Sì, sento che è più difficile far concentrare la gente prima della finale. Ho fatto anche degli esempi, prima di vincere la Champions con l’Inter ci giocavamo lo scudetto, se non avessimo vinto l’ultima di campionato non lo avremmo vinto. E si pensava solo alla partita decisiva per il campionato, non a quella dopo. Al Porto è successo esattamente lo stesso. Qui c’è un’euforia generale che si sente e che non aiuta a concentrarsi a una gara importante. E morirò con quest’idea, per me la prossima partita è la più importante. Confesso che non è facile, abbiamo cercato di fare di tutto anche con Tiago Pinto per sistemare le cose, ogni giocatore non si deve preoccupare di aspetti logistici e dei problemi familiari. Ma è qualcosa di più globale, è qualcosa che si sente anche per la strada. La gente non ti sprona per Torino, non si pensa a Torino. Tutto questo nasce dalla gioia di giocarsi una finale e di avere il 50% di possibilità di vincere un trofeo, ma la priorità per me è venerdì, non ho problemi ad ammetterlo. Quello che mi da un po’ di frustrazione è che meritavamo di essere già quinti, ma con tanti punti di vantaggi. Tra arbitri, VAR, errori nostri, errori anche miei, la sfortuna che abbiamo avuto… Dovevamo essere al quinto posto, ma non ci siamo. Venerdì c’è da giocare una gara in modo serio.
A proposito di cose particolari, c’è ancora in ballo matematicamente il quinto posto, ma Sarri ha detto che è una mentalità provinciale guardare a chi arriva prima perché Roma merita due squadre di livello, cosa ne pensa?
Di solito non commento le parole dei miei colleghi ma sono d’accordo. Non si deve guardare a destra o sinistra della posizione in cui si arriva per dire ‘siamo finiti davanti’, è troppo poco. Lo dicevo anche quando abbiamo perso il derby e quando lo abbiamo vinto. È troppo poco ma è cultura popolare, fa parte del calcio e io come allenatore devo imparare questo aspetto. L’ho sempre fatto e ho cercato di farlo anche a Roma. Sono a Roma e quando sei qui diventi romanisti e le cose hanno la loro importanza.

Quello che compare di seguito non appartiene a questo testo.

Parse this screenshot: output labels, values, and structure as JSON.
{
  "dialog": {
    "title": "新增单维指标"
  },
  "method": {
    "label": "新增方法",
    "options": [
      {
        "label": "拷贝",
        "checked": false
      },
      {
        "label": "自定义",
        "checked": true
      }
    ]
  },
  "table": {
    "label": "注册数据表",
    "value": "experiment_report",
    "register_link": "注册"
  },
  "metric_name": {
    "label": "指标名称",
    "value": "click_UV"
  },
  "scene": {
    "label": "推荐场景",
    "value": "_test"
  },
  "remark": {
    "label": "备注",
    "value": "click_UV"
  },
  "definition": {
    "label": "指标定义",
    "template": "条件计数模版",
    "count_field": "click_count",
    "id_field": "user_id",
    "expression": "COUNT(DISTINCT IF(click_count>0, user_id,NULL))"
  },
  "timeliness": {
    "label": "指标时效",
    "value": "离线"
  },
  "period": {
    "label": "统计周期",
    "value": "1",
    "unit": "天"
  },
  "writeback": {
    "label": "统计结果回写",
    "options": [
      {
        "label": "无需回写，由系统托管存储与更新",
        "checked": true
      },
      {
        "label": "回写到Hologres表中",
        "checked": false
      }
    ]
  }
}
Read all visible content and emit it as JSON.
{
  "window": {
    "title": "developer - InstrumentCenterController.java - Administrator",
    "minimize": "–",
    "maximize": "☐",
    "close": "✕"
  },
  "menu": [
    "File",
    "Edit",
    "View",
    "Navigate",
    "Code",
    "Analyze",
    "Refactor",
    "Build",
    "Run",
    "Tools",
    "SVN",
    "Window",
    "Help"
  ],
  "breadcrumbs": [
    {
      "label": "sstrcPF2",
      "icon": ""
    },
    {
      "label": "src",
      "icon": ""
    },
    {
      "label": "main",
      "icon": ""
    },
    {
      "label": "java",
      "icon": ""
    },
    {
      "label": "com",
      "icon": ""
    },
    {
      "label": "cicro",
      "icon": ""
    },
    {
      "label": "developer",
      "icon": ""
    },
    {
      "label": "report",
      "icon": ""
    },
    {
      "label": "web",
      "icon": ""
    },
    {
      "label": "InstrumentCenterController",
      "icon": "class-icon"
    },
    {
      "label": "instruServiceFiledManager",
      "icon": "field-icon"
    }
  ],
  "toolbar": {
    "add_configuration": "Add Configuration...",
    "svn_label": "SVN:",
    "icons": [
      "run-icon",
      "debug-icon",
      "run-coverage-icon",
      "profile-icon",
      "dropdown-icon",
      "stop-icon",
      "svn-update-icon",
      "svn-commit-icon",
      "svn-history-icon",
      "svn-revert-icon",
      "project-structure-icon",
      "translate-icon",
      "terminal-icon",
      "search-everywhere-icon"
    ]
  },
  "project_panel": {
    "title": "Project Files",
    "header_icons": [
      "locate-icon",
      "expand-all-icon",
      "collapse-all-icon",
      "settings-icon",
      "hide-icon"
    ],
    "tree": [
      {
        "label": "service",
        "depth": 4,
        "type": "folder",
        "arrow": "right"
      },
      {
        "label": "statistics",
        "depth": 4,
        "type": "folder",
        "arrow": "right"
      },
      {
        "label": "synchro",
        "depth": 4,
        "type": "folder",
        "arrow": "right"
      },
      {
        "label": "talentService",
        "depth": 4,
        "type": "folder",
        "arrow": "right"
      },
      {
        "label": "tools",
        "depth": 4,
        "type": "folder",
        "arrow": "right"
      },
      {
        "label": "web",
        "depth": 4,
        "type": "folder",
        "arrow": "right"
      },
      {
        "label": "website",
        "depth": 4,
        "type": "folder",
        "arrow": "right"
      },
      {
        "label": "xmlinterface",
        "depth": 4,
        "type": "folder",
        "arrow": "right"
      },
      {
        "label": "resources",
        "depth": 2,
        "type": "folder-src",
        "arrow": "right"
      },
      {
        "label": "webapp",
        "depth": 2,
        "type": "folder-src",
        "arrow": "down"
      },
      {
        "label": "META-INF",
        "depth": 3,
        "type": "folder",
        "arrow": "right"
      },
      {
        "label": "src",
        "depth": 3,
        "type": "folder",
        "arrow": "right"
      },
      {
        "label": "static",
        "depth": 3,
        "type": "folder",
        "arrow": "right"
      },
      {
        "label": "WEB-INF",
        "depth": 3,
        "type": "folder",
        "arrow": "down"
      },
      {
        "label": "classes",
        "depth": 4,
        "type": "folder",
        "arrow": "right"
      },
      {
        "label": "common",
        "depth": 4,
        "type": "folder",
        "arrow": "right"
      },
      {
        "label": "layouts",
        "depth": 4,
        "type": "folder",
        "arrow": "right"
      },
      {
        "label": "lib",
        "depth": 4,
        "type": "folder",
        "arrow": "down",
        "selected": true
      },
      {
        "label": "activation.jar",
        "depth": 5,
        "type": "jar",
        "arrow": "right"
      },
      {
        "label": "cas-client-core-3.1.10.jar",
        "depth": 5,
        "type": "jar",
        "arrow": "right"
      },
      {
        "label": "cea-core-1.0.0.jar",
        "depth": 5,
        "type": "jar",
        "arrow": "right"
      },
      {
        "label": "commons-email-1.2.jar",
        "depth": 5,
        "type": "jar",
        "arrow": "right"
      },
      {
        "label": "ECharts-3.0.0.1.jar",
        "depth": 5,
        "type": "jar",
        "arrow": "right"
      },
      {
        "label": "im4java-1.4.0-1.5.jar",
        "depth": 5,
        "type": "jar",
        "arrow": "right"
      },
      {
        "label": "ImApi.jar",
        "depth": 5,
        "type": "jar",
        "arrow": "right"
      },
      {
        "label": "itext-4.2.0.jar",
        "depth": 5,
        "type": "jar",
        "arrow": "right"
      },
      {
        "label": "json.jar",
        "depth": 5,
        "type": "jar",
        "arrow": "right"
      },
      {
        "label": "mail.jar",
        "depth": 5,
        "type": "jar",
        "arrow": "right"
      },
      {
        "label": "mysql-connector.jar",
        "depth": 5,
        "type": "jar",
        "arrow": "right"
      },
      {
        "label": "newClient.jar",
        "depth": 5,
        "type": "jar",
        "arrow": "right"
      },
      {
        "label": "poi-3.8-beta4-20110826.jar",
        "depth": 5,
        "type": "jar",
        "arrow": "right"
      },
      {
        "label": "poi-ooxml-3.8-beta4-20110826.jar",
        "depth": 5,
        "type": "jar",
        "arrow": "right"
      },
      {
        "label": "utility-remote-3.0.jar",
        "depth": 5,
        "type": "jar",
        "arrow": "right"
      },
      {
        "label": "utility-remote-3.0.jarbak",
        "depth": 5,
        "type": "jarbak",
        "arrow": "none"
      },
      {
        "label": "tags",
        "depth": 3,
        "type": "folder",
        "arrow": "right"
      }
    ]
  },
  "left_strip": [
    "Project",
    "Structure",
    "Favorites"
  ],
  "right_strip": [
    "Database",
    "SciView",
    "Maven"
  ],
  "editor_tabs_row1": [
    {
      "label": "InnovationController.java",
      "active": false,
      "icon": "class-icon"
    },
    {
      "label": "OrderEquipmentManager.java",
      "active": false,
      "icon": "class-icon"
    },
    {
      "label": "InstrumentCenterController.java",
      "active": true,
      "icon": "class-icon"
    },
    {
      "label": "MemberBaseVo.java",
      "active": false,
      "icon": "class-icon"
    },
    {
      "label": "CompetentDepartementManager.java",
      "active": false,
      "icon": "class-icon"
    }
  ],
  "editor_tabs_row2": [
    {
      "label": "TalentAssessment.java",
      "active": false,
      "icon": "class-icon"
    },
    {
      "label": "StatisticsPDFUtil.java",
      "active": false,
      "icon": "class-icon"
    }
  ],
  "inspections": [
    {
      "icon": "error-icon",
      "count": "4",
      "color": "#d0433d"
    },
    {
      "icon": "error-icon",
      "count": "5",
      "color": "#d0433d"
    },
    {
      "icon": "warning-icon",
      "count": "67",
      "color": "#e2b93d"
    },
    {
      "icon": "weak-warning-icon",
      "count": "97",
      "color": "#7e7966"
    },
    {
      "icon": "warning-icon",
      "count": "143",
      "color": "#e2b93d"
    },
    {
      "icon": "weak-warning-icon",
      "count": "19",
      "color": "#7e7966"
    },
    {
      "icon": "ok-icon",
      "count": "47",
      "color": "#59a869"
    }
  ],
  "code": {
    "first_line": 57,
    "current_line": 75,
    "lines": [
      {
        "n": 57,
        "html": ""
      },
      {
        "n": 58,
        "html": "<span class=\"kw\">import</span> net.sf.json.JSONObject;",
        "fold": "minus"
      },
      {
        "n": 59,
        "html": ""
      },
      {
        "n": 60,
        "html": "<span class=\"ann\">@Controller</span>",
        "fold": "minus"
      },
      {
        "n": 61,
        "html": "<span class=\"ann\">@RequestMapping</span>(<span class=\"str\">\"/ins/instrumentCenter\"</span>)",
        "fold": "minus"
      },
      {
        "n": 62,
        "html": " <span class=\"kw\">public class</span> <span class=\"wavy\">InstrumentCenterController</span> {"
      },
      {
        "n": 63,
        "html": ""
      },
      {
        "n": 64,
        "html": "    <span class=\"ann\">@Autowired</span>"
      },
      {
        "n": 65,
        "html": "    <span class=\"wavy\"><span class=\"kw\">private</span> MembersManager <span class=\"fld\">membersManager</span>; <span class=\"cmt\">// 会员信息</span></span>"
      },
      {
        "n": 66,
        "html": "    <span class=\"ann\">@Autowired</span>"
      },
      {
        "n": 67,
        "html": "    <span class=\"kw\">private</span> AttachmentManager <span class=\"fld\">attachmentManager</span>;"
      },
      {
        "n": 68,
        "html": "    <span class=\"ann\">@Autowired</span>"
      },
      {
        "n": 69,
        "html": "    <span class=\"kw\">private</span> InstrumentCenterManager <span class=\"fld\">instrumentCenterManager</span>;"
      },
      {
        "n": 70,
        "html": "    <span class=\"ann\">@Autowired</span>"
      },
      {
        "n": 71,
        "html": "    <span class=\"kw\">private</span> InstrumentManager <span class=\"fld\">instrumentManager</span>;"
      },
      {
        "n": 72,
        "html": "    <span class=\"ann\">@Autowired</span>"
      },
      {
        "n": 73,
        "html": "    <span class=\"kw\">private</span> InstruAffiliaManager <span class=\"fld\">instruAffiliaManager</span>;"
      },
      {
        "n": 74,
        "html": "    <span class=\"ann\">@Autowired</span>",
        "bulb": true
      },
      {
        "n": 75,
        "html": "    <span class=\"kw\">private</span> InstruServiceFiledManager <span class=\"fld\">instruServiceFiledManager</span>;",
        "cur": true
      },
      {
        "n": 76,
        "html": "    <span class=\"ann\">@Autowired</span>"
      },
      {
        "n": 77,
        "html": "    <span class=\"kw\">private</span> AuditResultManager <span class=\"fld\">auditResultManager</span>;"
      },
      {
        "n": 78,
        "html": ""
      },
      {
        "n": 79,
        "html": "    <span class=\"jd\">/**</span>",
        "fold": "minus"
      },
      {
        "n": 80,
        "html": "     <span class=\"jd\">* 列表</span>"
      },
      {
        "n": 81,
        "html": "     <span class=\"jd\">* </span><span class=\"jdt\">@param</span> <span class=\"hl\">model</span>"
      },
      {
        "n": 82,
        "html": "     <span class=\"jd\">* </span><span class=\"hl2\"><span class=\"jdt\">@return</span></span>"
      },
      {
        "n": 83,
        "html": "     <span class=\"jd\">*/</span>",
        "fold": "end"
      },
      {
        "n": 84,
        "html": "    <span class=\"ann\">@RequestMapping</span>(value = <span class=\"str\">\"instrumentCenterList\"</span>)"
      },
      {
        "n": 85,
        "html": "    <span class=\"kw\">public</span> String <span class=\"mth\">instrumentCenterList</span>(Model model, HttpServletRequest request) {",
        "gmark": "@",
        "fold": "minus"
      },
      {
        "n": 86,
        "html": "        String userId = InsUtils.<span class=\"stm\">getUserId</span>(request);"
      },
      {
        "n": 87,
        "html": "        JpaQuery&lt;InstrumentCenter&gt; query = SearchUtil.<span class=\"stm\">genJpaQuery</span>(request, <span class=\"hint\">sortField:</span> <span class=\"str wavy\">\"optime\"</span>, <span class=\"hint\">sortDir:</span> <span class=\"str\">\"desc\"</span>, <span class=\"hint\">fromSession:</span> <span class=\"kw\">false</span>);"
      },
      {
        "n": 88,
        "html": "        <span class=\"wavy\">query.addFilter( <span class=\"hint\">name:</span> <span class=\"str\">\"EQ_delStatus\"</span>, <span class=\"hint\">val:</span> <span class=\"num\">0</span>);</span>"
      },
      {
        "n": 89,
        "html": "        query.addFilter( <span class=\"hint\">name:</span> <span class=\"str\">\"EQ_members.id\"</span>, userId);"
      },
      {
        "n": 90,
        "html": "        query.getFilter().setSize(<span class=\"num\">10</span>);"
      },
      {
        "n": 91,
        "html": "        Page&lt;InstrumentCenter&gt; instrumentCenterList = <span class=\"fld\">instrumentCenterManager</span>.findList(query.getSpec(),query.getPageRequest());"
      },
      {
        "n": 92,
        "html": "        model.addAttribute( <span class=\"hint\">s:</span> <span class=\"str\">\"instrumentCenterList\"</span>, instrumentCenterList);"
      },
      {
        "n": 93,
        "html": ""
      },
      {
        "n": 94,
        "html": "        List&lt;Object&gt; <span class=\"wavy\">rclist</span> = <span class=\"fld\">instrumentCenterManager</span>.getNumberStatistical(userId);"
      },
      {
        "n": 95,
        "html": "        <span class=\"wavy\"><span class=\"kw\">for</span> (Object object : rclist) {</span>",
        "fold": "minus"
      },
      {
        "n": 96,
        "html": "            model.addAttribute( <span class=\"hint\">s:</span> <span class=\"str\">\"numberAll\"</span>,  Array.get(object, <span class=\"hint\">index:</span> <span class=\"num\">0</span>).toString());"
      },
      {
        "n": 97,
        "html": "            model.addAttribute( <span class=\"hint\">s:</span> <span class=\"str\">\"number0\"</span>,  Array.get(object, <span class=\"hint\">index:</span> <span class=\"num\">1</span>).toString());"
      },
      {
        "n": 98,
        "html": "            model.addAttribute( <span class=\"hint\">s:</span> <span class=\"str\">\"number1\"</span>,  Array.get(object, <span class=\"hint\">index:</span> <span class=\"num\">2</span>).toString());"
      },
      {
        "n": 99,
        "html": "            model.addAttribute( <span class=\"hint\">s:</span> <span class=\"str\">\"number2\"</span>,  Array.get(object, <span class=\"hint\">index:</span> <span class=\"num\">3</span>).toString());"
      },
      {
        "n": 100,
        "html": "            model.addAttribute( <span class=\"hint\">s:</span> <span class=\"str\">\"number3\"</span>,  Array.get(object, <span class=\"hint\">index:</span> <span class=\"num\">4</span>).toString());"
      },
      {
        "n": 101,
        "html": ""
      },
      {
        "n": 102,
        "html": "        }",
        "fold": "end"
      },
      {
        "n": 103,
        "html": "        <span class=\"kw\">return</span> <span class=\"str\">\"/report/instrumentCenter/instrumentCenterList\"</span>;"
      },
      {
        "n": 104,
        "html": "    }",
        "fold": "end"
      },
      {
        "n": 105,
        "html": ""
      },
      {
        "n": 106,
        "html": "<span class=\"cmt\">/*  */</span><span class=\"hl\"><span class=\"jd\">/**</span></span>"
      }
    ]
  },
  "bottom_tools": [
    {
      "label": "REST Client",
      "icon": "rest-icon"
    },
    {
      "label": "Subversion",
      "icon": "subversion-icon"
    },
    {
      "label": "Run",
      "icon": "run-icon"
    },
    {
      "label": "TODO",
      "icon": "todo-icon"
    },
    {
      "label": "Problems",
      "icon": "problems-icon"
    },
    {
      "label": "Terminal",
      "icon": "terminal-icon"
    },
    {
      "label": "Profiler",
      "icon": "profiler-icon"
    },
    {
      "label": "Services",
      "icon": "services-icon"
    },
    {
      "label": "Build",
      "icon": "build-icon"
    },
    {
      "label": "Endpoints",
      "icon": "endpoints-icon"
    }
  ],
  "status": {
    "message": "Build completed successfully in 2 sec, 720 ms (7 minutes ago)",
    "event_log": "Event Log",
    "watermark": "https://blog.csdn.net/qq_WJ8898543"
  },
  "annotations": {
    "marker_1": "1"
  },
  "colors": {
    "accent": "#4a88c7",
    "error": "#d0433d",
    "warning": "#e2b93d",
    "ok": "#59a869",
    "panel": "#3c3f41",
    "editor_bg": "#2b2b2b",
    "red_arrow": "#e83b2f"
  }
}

Tra il quinto e il sesto posto non c’è differenza, tra quinto e settimo c’è differenza, così come tra quarto e quinto. Questo modo di vedere le cose così non c’è più. La finale è la finale e farà la differenza, se c’è in ballo un trofeo conta di più
A proposito dell’allenamento ‘fake’, Ibanez come jolly ha colpito un po’ e c’era Spinazzola a destra. Il fatto che ha giocato con il Venezia implica qualcosa in ottica Torino e Tirana?
Ibanez da jolly impica che è un giocatore fantastico in tanti aspetti del suo gioco, ma non lo è nello sviluppo, per la visione e nei passaggio. Lì evidenzia i suoi limiti, giocando da jolly ha la possibilità di avere più palla in più situazioni di gioco, anche in zone dove ha pressione intorno a lui e non solo davanti. Questo lo aiuta a pensare e eseguire più velocemente. Cristante lo fa da tanto e onestamente mi sembra migliorato tantissimo. Spinazzola contro il Venezia non ha fatto male, per niente. Le sensazioni sono state molto positive. Peccato per il cartellino giallo che poteva creargli qualche difficoltà nel secondo tempo visto che non era al massimo del suo potenziale, ma ha fatto 45′ senza problemi. Il fatto di essersi allenato a destra significa che adesso non abbiamo Karsdorp a disposizione mentre a sinistra abbiamo soluzioni, abbiamo Zalewski, Viña e anche El Shaarawy se giochiamo con la difesa a 3. A Spinazzola piace giocare a sinistra ma quando arriva un momento di difficoltà dobbiamo fare con quello che abbiamo, se servirà giocherà a destra.